The reverse stock split will become effective at 5 p.m. Eastern this Friday.
This is not the first time Greenwave, which operates metal recycling facilities in Virginia, North Carolina and Ohio predominantly under the Empire Metal Recycling name, has undertaken a reverse share split.
The company also arranged a reverse stock split in mid-2024, that one at a ratio of one postreverse split share for every 150 prereverse split shares, and used it as a technique to retain its Nasdaq listing status.
Now, 14 months later, Greenwave again says its new reverse stock split is intended to increase the per share trading price of the common stock to enable the company to regain compliance with the minimum bid price requirement for continued listing on the Nasdaq Capital Market.
The recycling firm says the reverse stock split will reduce the number of shares of common Stock outstanding from more than 62.7 million shares outstanding to approximately 570,900 shares.
At the close of trading Aug. 20, Greenwave’s stock was trading at 0.167 cents per share. The price did not rise in the first several hours of Nasdaq market afterhours trading. Instead, as of 11:15 p.m. Eastern, the stock had lost more than 25 percent of its end-of-trading day value, falling to 0.12 cents per share.
On Aug. 15, Greenwave filed a document with the Securities and Exchange Commission acknowledging it was late in filing its first quarter 2025 financial statement.
In its Form 12b-25, Greenwave says it has not been able to file its quarterly statement without unreasonable effort or expense because additional time is needed to finalize the financial statements and disclosures to be included in such report.
In its 2024 financial year, Greenwave reported a net loss of more than $100 million and indicated in that filing—as it had in previous filings—that it was in a position to require access to additional capital.

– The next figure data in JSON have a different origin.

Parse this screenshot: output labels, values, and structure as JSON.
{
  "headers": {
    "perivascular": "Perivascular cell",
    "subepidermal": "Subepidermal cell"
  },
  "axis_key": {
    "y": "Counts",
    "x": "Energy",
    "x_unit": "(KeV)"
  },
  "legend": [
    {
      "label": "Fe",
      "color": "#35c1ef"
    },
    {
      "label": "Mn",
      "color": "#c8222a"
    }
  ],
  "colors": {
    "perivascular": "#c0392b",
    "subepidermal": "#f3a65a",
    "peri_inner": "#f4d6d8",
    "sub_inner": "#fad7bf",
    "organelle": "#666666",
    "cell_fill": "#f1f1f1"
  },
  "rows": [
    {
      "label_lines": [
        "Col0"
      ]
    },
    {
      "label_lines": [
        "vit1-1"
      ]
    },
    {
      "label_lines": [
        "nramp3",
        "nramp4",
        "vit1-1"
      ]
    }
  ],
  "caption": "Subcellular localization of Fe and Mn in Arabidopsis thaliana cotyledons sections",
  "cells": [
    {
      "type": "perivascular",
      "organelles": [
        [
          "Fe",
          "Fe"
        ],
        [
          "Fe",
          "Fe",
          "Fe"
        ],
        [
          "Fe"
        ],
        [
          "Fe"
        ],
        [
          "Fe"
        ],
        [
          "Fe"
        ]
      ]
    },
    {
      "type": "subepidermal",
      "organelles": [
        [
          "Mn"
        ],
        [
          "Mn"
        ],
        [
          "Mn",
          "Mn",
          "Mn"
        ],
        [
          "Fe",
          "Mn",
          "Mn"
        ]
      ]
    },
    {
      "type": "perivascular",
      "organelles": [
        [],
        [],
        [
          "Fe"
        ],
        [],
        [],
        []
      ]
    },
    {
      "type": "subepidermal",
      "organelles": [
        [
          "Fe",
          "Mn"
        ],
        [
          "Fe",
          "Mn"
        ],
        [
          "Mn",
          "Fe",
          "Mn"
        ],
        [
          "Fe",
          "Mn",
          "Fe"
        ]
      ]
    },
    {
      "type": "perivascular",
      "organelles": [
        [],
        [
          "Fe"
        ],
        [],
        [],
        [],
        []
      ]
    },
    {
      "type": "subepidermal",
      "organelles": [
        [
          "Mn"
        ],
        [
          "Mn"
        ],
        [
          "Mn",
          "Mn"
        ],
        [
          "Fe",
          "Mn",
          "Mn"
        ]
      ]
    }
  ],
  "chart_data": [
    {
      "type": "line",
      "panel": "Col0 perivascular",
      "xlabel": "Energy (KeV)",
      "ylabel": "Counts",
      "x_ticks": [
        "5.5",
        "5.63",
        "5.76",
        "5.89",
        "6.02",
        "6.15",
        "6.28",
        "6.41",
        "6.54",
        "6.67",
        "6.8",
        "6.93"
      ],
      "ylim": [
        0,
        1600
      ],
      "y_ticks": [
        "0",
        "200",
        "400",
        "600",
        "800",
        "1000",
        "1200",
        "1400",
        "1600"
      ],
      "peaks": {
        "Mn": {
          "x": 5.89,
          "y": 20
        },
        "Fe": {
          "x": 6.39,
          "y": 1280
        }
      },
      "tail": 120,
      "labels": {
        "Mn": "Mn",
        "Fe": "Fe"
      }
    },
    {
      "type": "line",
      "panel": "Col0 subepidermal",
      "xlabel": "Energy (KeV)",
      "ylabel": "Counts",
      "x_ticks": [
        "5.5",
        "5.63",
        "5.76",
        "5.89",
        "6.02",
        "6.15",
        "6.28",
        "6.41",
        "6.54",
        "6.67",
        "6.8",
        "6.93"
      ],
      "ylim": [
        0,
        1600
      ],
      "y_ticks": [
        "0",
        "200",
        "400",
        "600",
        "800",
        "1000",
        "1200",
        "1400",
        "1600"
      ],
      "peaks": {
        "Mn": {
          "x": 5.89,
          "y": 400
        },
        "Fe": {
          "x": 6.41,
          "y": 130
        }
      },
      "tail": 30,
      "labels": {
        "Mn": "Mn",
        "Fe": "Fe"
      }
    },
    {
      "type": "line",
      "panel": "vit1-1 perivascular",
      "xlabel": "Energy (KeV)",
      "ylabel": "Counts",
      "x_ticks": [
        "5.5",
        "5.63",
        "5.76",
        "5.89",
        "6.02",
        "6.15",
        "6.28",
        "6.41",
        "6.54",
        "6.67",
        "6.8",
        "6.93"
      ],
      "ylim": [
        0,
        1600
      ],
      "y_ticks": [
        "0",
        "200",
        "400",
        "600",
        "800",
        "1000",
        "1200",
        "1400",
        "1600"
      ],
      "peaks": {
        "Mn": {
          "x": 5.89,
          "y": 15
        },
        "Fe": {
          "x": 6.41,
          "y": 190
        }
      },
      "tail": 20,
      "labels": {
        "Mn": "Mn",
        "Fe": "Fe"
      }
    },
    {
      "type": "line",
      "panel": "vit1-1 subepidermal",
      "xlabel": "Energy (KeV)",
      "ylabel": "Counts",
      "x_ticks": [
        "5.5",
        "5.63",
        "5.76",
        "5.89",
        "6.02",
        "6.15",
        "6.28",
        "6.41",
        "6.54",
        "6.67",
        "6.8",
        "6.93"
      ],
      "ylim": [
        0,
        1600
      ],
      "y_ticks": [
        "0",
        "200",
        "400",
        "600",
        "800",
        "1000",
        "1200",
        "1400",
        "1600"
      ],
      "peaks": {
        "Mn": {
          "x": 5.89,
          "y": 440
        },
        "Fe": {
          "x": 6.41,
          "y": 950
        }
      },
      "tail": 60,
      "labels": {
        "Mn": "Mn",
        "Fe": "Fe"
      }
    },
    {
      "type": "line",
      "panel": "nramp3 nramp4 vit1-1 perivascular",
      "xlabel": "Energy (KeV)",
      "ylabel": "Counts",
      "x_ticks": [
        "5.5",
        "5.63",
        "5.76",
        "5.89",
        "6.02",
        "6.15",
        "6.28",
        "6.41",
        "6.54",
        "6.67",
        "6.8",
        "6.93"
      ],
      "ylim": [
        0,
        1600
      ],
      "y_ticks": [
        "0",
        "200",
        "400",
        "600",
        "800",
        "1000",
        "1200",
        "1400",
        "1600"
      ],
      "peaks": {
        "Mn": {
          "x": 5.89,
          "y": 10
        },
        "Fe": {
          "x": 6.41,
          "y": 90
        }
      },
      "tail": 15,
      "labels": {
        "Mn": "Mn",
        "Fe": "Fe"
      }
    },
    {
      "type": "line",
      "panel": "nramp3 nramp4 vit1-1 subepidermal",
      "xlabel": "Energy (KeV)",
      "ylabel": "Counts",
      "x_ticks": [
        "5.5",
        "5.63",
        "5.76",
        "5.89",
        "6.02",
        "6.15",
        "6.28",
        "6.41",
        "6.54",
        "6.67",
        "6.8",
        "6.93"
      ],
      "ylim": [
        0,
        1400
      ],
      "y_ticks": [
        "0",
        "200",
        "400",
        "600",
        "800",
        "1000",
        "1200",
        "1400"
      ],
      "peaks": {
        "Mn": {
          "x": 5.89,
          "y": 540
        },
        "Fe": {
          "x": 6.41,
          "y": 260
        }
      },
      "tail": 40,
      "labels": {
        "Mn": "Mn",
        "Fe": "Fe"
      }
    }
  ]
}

As it has in previous SEC filings, Greenwave includes comments pertaining to the future viability of its financial position.
“We may need additional capital in the future to continue to execute our business plan; at the present time, we do not have arrangements to raise additional capital, and we may need to identify potential investors and negotiate appropriate arrangements with them,” Greenwave wrote in that filing, dated April 30.